C'est comme ça que je vois certains monuments qui se dressent dans le paysage, inévitables, énormes et inutiles, mais dont on ne peut néanmoins pas se débarrasser, comme des armoires en bois massif dans des maisons de famille. Des trucs d'été. Le Tour de France, l'église catholique, les mariages princiers. Ce sont des mèmeplexes apparemment tellement forts qu'ils faudrait sans doute un effondrement du grand complexe culturel qui nous contient tous et que nous construisons par toutes nos actions pour qu'ils s'effondrent, et personne ne veut ça, hein, un grand effondrement, sauf dans les romans-qui-font-peur.
Un mèmeplexe ? Késako, un mèmeplexe ?
Ah, un memeplexe (en anglais).
C'est une unité culturelle constituée, un ensemble d'idées, de croyances, d'actions et de gestes, et même de textes associés dans les cerveaux humains et actés par eux dans un contexte social. (Vous voilà bien avancés, hein.) L'été est bourré de mèmeplexes : la plage, le camping, le 14 juillet, le tubedelété, le Tour de France. Le tout contenu dans le grand mèmeplexe occidental de l'été et et des vacances.
Et donc, chaque année, le fichu Tour de France passe et repasse et tourne et se répète, comme une putain de procession religieuse sur les routes de France et de Navarre et même d'ailleurs, maintenant que, summum de la pureté technoscientifique, ils font prendre l'avion aux vélos.

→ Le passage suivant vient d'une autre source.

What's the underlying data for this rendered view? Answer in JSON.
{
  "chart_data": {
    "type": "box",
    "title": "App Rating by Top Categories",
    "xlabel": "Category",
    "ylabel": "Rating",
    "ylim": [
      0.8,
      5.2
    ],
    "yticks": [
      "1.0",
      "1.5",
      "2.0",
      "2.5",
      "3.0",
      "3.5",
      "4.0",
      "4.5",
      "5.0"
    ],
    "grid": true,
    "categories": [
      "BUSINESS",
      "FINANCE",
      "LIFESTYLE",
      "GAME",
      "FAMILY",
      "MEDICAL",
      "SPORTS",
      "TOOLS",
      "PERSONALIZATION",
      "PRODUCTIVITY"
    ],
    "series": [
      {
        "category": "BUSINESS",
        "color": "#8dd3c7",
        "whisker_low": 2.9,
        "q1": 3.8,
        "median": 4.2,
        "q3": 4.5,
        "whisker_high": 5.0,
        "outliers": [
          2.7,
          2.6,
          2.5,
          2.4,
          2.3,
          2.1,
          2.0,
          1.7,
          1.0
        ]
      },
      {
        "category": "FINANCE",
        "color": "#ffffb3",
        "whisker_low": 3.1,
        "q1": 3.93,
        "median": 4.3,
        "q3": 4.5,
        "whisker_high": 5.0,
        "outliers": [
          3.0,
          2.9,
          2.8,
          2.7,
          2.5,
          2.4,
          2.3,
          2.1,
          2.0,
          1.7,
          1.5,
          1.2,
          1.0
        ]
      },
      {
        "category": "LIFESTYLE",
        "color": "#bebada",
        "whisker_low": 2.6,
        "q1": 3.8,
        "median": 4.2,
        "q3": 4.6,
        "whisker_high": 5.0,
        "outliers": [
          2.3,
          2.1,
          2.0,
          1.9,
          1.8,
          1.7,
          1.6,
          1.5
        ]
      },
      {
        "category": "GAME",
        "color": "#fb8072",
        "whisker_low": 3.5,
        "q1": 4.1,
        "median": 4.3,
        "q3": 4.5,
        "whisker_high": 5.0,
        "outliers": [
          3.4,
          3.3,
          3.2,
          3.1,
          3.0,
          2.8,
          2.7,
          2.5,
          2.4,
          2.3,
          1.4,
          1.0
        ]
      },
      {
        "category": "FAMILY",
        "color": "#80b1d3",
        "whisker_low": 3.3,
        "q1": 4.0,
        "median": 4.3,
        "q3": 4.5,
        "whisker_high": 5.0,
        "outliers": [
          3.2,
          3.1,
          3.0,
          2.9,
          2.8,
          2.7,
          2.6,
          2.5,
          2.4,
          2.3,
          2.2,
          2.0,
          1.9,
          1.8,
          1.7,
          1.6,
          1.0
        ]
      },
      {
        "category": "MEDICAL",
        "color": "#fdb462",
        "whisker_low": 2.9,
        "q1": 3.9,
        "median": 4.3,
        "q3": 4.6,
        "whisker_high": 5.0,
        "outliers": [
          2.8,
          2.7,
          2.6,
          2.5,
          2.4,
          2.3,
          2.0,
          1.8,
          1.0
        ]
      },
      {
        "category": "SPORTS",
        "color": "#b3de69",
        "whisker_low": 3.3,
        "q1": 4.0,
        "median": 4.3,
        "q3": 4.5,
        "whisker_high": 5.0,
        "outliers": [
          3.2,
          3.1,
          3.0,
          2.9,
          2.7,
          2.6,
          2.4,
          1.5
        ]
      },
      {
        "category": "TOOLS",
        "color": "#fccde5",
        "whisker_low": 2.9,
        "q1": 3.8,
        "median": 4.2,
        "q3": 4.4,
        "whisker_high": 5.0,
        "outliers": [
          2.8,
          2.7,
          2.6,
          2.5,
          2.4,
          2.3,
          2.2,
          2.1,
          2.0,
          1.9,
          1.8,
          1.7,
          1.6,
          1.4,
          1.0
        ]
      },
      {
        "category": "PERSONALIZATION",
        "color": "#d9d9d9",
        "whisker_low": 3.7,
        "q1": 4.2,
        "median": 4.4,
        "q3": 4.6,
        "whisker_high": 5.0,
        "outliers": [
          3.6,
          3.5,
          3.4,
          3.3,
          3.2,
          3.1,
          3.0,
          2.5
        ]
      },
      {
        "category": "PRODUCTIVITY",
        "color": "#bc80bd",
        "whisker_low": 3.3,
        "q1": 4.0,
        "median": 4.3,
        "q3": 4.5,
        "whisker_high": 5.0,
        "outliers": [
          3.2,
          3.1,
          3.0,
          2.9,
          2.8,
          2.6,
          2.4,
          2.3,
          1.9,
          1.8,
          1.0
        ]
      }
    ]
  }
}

Et à chaque fois on nous fait le coup du Spectre du Dopage, et des soupçons, et des confessions, et des remords et des aveux (non, c'était pas au hasard, la procession…).
Cette année on a même eu droit au soupçon à rebours, et je me suis demandé, comme à chaque fois, mais qui est-ce qui croit encore à ces conneries, qui suit le Tour de France avec un esprit de sérieux, en croyant dur comme fer à l'effort, à la sueur, à la pédale et la route et à dieu sait quelles autres conneries qu'on fait avaler aux petits garçons pour qu'ils finissent bourrés d'epo sur des vélos comme personne ne peut s'en payer dans le monde réel ? Qui ?
D'où le temple Maya. Le Tour de France, c'est un mèmeplexe dont les participants ont raté l'entrée dans le 21ème siècle. Ils ne savent pas, les malheureux, que leurs coureurs sont déjà, depuis longtemps, des hommes augmentés. Ben oui. Augmentés de leur bicyclettes, depuis le début. Songez donc, tout de même, au temps pendant lequel l'homme n'en a pas eu, ou que ce soit sur la Terre, de vélocipède. Ça en fait, du temps et des hommes (et des femmes) qui ont marché à pied. Et voilà qu'il y a cent et quelques années à peine (j'ai la flemme de vérifier) d'autres gens, mais des gens tout de même, tous fiers de quelques milliers d'années de métallurgie et de mécanique, on eut eu l'idée géniale de la bicyclette, laquelle, quelques molécules et médias plus tard, est ce que l'on sait et sur quoi on a posé des questions à Pierre Bordage dans 20minutes.
Il a raison, Pierre Bordage, de dire que le dopage sera génétique, mais comme on ne lui pose pas la question, il ne dit pas ce que personne, d'ailleurs, ne dit jamais : qu'il manque au mèmeplexe du sport l'outil intellectuel d'analyse de son rapport avec la technique qui lui est pourtant consubtantielle. Et ça ne me gênerait pas plus que ça si chaque année, les mêmes chansons ne nous étaient pas chantées et rechantées avec un aplomb et un sérieux défiant toute concurrence…
Tous ces gens devraient avoir lu Mine de rien et le Weltraumball, me dis-je, songeant aux conversations que nous avions et où je répétais à chaque fois que tous ces braves sportifs n'avaient qu'à tous prendre la même chose et nous foutre la paix avec leurs tourments existentiels d'un autre siècle.
Et donc, c'est l'été, le Tour de France est terminé depuis un moment, les histories de dopages continuent mais tout le monde s'en fiche ou presque, il fait moins chaud que quand j'ai commencé ce billet il y a deux semaines. Lisez ou relisez le Weltraumball.